Para Mike, as manifestações foram "corajosas" já que o governo tem pessoas infiltradas por toda parte e tem o controle da internet. Em sua opinião, o que os cubanos fizeram naquele domingo foi enviar um recado de "basta" que repercutiu de maneira global.
Cubanos online
Mesmo com um serviço de internet lento e muito controlado, foi essa a forma de furar o bloqueio vivido na ilha e exibir o que estava acontecendo naquele domingo. Ativistas divulgaram quase que em tempo real as manifestações e como o exército e a polícia tentavam controlar a situação de forma bruta.
Foi justamente esse ponto de contato do país com o resto do planeta que o presidente Miguel Díaz-Canel atacou para tentar frear a população: o sinal de internet móvel no país foi interrompido. Levou três dias até celulares e computadores voltarem a funcionar online, mas aplicativos de troca de mensagens e as redes sociais seguiram inativos.
“O governo tem um mecanismo de controle tão forte que mesmo depois de sair de Cuba você não está livre. A gente tem medo de postar ou comentar alguma coisa e depois ser barrado de entrar no país novamente”, conta Adrian.
Grupos no Facebook de cubanos que vivem no Brasil exibem vídeos, mensagens e fotos das manifestações contra o governo e em apoio ao movimento popular. “As manifestações deram uma sensação de patriotismo. Eu acredito que muitas pessoas estão se expondo agora para que Cuba seja livre”, diz Adrian.
Futuro de Cuba
As mobilizações foram um sinal para que compatriotas em diversos países organizassem seus próprios protestos no Chile, Colômbia, Bolívia, Argentina, Equador, Brasil, México, EUA e também na Europa. “As manifestações em Cuba despertaram os cubanos no mundo todo.

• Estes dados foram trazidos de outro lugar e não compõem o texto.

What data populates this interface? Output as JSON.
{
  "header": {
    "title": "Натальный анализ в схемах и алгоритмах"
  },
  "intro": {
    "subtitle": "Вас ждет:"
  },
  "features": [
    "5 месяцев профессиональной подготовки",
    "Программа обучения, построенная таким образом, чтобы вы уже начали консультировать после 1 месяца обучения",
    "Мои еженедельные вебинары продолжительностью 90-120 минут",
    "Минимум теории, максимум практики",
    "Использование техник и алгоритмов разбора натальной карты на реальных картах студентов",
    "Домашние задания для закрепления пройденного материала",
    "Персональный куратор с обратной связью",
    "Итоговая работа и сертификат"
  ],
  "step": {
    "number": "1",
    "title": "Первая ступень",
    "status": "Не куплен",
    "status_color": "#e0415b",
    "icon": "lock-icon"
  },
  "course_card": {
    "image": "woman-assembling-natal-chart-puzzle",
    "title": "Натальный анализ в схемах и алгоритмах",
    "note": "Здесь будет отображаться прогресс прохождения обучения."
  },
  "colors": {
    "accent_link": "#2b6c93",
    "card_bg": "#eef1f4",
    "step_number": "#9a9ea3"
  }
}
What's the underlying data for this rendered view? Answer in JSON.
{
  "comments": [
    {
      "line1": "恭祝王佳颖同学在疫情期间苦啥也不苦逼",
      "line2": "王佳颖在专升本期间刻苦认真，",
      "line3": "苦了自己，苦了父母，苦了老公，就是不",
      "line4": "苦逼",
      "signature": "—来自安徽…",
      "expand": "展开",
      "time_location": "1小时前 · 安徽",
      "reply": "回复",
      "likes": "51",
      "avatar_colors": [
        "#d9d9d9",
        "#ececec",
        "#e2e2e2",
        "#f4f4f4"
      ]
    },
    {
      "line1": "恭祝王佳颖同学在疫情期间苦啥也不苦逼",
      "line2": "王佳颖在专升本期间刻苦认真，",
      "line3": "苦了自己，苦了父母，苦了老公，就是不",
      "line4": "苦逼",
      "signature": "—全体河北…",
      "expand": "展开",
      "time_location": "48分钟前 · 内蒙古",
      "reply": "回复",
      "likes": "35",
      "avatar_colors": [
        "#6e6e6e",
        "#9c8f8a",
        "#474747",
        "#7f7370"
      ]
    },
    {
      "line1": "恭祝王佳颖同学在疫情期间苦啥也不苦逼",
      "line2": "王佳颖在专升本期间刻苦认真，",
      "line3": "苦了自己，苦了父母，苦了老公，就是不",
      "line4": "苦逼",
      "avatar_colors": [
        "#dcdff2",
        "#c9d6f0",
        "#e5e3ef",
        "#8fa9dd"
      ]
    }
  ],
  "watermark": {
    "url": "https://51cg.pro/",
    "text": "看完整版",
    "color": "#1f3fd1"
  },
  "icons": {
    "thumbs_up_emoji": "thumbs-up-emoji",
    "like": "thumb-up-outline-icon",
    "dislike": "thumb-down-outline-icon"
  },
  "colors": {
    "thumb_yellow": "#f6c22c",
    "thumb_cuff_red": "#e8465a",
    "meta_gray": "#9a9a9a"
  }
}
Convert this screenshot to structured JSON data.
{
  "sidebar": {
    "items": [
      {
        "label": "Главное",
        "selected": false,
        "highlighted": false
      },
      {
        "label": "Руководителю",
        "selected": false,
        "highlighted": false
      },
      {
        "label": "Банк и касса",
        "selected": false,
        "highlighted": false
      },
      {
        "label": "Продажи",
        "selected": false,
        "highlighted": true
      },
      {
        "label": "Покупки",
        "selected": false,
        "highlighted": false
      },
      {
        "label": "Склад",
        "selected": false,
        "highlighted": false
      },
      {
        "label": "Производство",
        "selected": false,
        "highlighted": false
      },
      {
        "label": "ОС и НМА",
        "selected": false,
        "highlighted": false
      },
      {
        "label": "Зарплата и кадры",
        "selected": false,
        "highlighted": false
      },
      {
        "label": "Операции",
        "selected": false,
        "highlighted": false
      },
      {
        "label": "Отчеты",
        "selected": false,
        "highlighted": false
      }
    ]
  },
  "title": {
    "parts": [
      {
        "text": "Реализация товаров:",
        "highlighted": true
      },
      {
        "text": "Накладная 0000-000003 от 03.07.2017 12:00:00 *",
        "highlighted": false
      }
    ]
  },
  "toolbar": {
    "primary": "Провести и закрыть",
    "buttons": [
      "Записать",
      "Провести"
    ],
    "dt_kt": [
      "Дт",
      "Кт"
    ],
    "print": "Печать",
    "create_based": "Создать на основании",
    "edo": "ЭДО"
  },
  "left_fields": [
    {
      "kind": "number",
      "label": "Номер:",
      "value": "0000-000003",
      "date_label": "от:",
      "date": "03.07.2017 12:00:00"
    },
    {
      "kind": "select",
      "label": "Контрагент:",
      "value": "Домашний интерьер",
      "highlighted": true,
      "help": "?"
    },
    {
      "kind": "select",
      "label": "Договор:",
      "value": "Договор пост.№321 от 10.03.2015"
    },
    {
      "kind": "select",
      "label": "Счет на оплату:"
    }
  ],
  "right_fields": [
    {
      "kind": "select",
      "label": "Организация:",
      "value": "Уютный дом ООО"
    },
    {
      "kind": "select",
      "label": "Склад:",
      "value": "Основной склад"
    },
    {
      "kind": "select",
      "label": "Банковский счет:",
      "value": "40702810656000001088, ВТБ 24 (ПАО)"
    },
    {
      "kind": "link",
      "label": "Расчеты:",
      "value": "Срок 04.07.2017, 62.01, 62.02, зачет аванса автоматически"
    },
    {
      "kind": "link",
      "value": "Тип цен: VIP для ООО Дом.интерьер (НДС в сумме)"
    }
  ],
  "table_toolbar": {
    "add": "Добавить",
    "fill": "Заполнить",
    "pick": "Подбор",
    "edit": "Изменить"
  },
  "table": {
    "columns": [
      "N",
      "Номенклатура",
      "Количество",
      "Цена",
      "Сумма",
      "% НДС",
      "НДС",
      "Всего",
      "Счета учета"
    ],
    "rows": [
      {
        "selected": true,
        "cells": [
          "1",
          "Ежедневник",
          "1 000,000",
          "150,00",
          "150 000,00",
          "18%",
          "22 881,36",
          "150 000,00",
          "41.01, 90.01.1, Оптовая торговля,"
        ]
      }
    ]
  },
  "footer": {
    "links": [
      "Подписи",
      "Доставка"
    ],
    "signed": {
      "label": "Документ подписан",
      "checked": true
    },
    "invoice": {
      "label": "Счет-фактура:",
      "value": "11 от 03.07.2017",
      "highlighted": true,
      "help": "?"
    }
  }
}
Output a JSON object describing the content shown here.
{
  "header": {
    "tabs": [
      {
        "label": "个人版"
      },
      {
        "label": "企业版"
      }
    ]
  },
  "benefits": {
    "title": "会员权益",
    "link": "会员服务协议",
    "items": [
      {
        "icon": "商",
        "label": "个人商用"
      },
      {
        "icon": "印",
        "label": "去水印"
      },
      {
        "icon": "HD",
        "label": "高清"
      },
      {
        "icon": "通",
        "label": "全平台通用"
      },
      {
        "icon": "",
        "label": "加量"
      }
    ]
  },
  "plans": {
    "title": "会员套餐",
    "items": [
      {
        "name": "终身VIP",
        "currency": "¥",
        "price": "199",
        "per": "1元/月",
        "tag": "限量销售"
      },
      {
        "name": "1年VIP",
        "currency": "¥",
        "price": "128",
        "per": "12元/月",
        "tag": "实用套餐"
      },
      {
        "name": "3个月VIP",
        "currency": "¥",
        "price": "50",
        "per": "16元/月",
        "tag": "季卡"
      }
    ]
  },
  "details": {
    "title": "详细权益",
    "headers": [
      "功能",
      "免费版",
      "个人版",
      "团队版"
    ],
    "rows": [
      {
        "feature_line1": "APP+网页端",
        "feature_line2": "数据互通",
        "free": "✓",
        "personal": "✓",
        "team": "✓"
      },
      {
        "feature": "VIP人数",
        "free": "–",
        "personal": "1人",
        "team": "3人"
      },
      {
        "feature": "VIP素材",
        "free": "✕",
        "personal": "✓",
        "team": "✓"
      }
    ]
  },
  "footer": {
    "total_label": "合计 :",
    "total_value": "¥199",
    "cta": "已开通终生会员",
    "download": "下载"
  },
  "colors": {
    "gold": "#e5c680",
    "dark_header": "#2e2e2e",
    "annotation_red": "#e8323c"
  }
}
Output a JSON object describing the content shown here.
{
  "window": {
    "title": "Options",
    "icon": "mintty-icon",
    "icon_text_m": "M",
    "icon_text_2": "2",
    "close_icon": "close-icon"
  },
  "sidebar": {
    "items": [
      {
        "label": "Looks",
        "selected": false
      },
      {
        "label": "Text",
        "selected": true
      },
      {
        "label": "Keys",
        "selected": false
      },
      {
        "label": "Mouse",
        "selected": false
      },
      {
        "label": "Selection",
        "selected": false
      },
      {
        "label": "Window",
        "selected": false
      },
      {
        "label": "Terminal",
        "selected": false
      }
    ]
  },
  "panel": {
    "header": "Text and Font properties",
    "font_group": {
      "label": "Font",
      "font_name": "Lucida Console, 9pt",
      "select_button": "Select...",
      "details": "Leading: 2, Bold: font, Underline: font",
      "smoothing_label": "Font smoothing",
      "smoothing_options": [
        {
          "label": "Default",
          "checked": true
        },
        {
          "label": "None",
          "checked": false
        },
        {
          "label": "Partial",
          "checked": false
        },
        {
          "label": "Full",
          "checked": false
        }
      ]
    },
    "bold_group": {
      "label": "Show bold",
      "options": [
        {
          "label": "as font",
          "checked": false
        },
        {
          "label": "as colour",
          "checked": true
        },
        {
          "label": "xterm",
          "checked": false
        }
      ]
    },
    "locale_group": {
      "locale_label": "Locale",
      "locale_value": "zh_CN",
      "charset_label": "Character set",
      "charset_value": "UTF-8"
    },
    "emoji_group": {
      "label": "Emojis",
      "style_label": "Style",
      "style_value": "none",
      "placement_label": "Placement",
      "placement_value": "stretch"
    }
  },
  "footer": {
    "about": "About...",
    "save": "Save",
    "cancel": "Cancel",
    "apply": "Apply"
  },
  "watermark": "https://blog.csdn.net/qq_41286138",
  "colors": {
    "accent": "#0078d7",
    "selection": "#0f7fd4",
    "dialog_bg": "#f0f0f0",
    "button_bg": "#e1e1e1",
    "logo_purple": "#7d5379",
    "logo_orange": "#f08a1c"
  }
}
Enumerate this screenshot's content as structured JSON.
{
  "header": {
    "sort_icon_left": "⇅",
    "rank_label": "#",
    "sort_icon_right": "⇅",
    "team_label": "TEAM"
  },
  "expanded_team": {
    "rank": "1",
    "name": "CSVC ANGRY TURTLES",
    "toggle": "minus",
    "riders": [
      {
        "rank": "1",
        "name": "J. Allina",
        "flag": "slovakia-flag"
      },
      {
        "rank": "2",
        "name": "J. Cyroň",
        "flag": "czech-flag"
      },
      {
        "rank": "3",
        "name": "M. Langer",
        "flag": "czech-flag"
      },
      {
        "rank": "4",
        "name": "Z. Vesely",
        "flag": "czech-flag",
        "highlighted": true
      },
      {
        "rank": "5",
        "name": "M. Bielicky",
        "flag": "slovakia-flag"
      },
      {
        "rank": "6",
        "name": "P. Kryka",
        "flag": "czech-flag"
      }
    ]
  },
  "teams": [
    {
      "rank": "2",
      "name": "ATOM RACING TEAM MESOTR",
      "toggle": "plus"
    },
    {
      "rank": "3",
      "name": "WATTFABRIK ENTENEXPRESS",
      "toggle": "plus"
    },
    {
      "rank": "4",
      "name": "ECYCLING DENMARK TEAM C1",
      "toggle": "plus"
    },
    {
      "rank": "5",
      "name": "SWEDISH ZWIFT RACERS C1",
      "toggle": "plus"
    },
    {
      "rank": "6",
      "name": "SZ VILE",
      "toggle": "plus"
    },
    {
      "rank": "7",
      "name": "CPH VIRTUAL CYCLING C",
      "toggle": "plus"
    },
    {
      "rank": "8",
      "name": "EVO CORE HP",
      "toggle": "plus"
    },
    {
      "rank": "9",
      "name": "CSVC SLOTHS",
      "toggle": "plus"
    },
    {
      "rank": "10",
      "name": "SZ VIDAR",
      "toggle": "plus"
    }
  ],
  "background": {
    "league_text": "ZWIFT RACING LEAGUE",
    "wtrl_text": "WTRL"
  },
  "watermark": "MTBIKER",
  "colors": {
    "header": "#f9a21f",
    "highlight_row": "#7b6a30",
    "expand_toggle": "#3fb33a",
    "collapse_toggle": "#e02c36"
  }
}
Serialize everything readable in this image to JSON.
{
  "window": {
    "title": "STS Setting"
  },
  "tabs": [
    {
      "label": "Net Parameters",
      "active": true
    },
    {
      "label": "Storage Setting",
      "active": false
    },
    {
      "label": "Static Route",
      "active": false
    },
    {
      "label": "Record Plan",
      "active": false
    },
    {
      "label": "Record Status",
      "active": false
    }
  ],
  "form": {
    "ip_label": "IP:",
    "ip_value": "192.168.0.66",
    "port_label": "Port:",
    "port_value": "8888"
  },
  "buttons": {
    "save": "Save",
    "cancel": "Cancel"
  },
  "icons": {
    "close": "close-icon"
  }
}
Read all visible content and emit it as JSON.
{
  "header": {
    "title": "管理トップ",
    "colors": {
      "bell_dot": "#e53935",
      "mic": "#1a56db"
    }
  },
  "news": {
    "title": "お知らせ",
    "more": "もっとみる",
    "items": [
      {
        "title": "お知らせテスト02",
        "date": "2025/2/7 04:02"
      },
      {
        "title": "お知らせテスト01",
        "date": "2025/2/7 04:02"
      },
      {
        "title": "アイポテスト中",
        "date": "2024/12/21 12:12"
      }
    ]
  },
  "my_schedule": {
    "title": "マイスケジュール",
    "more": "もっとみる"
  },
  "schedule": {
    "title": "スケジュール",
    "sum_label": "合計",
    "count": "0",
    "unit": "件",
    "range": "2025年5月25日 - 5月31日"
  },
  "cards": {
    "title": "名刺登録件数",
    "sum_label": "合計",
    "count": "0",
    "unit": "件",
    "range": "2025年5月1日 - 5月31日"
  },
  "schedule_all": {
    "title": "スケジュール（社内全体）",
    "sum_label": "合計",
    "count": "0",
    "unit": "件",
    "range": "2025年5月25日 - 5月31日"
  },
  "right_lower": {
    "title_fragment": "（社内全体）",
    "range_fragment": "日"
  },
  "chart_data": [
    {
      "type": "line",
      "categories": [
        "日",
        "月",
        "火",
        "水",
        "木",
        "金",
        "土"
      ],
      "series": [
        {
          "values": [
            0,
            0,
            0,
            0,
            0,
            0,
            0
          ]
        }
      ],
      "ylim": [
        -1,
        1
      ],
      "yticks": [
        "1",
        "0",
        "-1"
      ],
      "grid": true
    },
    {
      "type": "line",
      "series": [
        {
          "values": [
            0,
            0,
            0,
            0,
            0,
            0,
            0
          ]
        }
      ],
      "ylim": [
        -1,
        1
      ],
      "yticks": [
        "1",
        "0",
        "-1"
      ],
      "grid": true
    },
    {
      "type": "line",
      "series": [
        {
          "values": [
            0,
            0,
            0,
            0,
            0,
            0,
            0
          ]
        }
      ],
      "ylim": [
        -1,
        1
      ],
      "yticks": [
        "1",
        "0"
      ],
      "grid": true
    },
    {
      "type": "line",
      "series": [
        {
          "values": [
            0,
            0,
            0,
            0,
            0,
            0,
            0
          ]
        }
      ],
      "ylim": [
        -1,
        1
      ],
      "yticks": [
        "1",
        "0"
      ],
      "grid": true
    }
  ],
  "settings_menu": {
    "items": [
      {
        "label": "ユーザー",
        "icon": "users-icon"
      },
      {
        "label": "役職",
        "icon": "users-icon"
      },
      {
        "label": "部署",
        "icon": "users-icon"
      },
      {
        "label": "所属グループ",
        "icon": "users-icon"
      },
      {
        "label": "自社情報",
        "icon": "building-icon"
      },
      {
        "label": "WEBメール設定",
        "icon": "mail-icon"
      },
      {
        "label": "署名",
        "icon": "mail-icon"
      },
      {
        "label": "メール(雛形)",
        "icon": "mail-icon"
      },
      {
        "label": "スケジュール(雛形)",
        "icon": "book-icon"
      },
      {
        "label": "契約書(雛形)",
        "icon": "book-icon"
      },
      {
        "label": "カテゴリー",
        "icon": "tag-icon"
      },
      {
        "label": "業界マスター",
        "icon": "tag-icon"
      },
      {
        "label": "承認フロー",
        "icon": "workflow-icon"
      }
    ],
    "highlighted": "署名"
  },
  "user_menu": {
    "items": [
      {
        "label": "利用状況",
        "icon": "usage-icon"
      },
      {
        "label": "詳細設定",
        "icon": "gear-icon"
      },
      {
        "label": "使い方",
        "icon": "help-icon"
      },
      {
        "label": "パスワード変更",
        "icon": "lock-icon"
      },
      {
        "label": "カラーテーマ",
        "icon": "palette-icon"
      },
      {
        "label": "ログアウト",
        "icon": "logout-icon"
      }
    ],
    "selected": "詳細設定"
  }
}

Nós não estamos pedindo vacina ou comida, nós estamos pedindo uma mudança de governo”, diz Mike
Muitos cubanos acreditam que, com a queda do regime, será possível retornar para o país e reencontrar familiares e amigos. Assim como não é fácil sair da ilha, também não é fácil retornar. Nos últimos anos Mike perdeu o pai e Adrian perdeu a mãe e nenhum dos dois pode estar presente nos velórios.
“As pessoas não imaginam qual é o preço de deixar Cuba. Você fica longe de sua mãe, de seu irmão e de toda a sua família”, diz Mike.
Além do desejo de voltar a se reunir com as pessoas queridas, há também um sentimento de esperança pela democracia mesmo que isso leve algum tempo.
Nós queremos eleger um presidente e um congresso como qualquer país no mundo. O que nós estamos pedindo é liberdade e democracia
O dia 26 de julho é uma data importante para o governo de Cuba por ser a data em que os rebeldes conseguiram tomar importantes quarteis do país em 1953, anos antes da Revolução Comunista. A comemoração deverá ser acompanhada de novas manifestações dentro e fora da ilha. Os organizadores da passeata que será realizada em frente a Casa Branca, nos EUA, estimam que mais de 50 mil cubanos devem se reunir nesse dia.
“Não haverá muitas mudanças imediatamente, mas algum resultado a longo prazo deve acontecer. Pelo menos as pessoas perderam o medo e agora têm coragem de falar o que acham. A partir do momento que você liberta a sua mente, tem um passo para alcançar a liberdade que as manifestações estão pedindo”, diz Adrian.